2020 has forced us all to find new routines. When lockdown began in March, I returned to the family home to shield alongside my sister, Joanna, who has Down’s Syndrome. Not only did Joanna have to contend with her sister returning home (which I don’t think she minded too much!) but all her weekly activities and social events suddenly stopped. Routine is important to Joanna, and one of the most significant things which was put on hold was church. Every Sunday, dressed in one of her favourite frocks, Joanna was used to meeting her friends, preparing the altar for communion and trying out her latest dance moves during the hymns.

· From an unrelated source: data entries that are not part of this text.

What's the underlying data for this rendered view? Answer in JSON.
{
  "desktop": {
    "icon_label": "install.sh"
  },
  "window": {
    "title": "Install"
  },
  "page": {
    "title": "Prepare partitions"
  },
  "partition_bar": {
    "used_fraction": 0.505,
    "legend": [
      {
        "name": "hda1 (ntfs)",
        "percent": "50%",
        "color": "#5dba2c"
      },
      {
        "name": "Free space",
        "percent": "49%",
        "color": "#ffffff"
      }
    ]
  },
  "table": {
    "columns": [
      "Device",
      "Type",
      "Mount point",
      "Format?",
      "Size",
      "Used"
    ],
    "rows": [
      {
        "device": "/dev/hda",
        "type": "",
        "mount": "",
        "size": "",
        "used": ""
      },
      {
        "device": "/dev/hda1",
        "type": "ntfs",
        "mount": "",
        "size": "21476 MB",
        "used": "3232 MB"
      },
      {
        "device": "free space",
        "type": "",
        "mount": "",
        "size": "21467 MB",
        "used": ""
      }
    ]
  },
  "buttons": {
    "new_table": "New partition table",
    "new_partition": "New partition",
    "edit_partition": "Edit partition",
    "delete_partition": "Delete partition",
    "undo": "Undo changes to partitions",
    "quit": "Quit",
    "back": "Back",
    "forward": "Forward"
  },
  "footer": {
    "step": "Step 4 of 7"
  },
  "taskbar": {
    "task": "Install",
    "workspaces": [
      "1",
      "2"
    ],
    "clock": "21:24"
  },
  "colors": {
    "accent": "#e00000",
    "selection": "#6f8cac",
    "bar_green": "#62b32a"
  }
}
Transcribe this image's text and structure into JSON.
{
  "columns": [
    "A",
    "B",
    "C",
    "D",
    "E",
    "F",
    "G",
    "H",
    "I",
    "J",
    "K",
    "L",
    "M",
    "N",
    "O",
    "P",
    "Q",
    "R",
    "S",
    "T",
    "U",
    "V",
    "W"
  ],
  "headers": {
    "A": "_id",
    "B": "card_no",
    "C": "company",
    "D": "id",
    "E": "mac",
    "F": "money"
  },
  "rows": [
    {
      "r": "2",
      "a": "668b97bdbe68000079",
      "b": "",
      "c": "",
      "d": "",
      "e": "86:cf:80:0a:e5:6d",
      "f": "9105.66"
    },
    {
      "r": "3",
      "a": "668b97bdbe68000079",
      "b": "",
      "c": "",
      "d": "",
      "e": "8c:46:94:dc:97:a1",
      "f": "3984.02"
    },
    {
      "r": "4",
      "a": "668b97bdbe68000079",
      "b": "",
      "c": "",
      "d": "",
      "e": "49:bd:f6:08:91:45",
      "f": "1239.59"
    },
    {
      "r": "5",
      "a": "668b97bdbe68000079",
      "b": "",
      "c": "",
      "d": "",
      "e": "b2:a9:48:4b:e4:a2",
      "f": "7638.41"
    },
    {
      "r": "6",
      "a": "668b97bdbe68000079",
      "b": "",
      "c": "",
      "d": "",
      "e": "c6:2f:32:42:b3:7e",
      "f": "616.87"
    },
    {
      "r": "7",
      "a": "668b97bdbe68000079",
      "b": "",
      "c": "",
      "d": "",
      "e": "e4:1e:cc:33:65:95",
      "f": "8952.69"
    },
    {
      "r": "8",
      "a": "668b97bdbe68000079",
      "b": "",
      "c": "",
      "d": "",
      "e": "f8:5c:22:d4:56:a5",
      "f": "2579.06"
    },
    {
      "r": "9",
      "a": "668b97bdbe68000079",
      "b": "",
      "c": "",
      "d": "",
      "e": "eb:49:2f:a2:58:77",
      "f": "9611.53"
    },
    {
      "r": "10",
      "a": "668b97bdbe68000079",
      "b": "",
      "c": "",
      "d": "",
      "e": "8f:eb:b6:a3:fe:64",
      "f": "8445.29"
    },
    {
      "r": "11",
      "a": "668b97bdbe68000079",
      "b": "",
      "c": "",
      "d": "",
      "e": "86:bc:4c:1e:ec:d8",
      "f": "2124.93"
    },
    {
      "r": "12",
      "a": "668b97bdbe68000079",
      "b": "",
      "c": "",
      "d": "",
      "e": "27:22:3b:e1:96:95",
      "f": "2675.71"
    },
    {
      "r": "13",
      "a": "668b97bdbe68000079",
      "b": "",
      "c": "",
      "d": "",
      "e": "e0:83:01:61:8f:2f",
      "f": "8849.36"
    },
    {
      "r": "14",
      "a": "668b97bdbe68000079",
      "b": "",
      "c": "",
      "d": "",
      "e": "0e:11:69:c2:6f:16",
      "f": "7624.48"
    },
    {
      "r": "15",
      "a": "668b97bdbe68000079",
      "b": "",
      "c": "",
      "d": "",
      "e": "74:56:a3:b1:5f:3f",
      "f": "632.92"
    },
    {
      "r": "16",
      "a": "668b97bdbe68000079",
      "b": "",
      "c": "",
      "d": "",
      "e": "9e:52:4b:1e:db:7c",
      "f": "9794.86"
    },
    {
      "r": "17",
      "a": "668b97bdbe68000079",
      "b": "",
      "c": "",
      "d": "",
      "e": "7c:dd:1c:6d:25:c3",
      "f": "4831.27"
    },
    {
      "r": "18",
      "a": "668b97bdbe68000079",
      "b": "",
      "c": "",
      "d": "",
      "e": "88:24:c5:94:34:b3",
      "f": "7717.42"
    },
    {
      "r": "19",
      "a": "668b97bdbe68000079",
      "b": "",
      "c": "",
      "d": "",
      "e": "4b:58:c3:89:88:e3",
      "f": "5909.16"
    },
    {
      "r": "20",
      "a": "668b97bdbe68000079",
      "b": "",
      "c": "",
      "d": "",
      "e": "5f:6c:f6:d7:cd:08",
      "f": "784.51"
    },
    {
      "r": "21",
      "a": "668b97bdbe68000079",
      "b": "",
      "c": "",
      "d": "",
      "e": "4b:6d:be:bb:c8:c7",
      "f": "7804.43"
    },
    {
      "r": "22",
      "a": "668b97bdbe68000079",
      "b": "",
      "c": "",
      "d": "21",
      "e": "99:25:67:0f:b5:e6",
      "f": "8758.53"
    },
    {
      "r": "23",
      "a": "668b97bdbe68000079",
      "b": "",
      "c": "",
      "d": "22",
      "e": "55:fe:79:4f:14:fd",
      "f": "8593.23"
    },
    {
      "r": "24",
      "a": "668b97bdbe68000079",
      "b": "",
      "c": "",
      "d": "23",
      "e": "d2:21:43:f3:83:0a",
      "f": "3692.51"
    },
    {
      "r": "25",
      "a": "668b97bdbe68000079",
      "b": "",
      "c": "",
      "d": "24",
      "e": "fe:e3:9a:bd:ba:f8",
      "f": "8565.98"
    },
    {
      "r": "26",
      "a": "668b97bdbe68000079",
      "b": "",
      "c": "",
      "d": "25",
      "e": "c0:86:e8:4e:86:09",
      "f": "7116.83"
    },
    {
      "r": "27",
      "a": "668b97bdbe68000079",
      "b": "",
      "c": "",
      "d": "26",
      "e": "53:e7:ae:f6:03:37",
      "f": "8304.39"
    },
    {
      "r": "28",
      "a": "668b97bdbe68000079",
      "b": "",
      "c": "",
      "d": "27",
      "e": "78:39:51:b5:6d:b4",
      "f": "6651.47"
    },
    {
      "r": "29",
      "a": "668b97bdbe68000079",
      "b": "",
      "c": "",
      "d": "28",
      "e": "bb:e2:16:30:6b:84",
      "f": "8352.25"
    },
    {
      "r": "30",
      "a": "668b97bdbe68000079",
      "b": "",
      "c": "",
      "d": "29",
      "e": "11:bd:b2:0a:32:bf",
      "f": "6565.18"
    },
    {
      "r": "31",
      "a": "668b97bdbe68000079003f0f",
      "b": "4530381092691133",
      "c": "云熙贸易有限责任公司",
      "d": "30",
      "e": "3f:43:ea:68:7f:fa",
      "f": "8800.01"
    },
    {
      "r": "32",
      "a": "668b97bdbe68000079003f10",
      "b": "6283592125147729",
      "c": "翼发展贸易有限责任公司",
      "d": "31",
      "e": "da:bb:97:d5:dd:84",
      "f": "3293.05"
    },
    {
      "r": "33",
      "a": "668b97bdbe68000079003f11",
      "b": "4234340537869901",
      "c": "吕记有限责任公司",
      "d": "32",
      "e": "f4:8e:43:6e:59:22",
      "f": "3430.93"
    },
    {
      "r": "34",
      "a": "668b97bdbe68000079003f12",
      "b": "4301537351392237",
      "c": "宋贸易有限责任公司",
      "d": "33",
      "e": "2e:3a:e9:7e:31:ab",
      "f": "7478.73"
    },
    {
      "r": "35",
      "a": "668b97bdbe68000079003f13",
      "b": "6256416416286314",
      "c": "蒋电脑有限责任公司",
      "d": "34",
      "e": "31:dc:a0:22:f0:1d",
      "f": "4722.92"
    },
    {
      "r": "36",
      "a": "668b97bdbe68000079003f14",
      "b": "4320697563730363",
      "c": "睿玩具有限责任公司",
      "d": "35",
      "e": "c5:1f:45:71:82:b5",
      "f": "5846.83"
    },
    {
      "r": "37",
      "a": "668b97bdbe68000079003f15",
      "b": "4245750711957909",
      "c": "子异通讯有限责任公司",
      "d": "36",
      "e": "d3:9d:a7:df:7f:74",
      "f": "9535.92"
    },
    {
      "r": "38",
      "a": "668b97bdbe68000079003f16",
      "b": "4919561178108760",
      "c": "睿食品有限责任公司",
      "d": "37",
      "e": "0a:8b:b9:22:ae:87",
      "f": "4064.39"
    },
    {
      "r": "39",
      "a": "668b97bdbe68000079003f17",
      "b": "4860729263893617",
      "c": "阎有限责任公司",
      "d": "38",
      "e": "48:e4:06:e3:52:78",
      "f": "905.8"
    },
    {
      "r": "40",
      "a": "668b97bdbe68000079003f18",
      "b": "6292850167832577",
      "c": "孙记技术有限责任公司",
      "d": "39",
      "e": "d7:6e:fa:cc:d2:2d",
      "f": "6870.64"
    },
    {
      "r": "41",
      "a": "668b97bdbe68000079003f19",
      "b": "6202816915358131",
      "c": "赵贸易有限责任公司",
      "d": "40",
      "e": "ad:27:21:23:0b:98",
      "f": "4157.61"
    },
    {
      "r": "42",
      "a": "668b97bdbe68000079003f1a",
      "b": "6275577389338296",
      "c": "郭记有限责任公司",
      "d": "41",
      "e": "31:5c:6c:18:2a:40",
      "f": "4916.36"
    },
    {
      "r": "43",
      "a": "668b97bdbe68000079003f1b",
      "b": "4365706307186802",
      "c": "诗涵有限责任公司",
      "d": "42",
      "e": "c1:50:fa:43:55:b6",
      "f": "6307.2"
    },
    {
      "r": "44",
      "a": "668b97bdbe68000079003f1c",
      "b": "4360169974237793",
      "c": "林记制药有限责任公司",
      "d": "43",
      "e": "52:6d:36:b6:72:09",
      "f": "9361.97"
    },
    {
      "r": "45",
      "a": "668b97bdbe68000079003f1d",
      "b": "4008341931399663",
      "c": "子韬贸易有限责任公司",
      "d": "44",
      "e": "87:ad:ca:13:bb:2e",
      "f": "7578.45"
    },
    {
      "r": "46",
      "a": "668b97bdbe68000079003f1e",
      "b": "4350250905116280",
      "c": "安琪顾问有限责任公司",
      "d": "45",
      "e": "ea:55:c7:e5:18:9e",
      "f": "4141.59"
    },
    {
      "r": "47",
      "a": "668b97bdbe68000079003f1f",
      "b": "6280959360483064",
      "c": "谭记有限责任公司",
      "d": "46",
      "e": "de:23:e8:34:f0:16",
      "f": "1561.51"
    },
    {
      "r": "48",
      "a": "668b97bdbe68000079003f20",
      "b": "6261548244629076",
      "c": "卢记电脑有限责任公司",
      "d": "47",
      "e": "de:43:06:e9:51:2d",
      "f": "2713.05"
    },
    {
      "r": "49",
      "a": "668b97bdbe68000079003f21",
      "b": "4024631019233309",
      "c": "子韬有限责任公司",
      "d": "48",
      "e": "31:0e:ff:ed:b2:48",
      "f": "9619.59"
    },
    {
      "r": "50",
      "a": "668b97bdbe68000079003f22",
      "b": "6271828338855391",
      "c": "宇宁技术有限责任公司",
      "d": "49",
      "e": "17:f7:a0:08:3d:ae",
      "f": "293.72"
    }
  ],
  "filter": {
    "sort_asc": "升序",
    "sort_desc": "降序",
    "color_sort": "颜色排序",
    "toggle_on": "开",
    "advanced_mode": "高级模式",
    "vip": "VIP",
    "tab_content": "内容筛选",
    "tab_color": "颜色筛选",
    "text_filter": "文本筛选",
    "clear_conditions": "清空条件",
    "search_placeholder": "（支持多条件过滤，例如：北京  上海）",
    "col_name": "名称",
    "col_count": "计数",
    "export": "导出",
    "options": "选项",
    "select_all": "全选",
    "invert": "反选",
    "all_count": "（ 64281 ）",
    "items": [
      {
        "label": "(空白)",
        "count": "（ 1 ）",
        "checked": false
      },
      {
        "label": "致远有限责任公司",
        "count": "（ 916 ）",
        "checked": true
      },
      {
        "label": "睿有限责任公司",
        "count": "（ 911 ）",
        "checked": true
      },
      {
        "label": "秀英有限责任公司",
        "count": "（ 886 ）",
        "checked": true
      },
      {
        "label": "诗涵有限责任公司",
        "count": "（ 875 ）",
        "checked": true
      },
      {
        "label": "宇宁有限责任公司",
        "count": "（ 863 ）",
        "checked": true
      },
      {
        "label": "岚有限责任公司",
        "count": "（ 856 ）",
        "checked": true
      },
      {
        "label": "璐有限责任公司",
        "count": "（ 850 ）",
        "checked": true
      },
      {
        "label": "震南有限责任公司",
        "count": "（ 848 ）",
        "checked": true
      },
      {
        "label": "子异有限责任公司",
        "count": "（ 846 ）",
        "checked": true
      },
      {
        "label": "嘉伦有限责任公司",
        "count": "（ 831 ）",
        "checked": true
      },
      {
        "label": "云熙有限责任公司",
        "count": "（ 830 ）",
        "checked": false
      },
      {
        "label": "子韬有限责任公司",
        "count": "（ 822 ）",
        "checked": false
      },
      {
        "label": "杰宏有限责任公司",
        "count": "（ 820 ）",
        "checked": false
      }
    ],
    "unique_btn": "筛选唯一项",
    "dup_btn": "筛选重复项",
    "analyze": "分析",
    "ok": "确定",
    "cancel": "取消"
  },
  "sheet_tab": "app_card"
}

So, to give Joanna a continued sense of this routine we began ‘family church’. Every Saturday evening or Sunday morning Joanna picks out her best dress, sets out the table and chairs and prepares candles and other symbols for the service. She helps mum tell Bible stories with props, she signs her favourite hymns or songs (we may have sung Bring me Sunshine once or twice!) and she always lights a candle for Cathy, her friend from church, when we pray. To top it all off, she dances to the hymns with the same verve and enthusiasm as if she had a whole church congregation watching.
I have found sharing these small, routine acts of worship with Joanna this year very moving. Her genuine expressions of joy and love through her actions, prayers and dance has helped me feel more of the joy and love of God in my everyday activities, however small or routine.
Joanna and her sister Frances – who wrote this reflection – live in the North East. Joanna goes to an ecumenical Church of England, Methodist and URC church. Joanna and Frances enjoy playing football on the beach, baking and watching their favourite movie musicals together.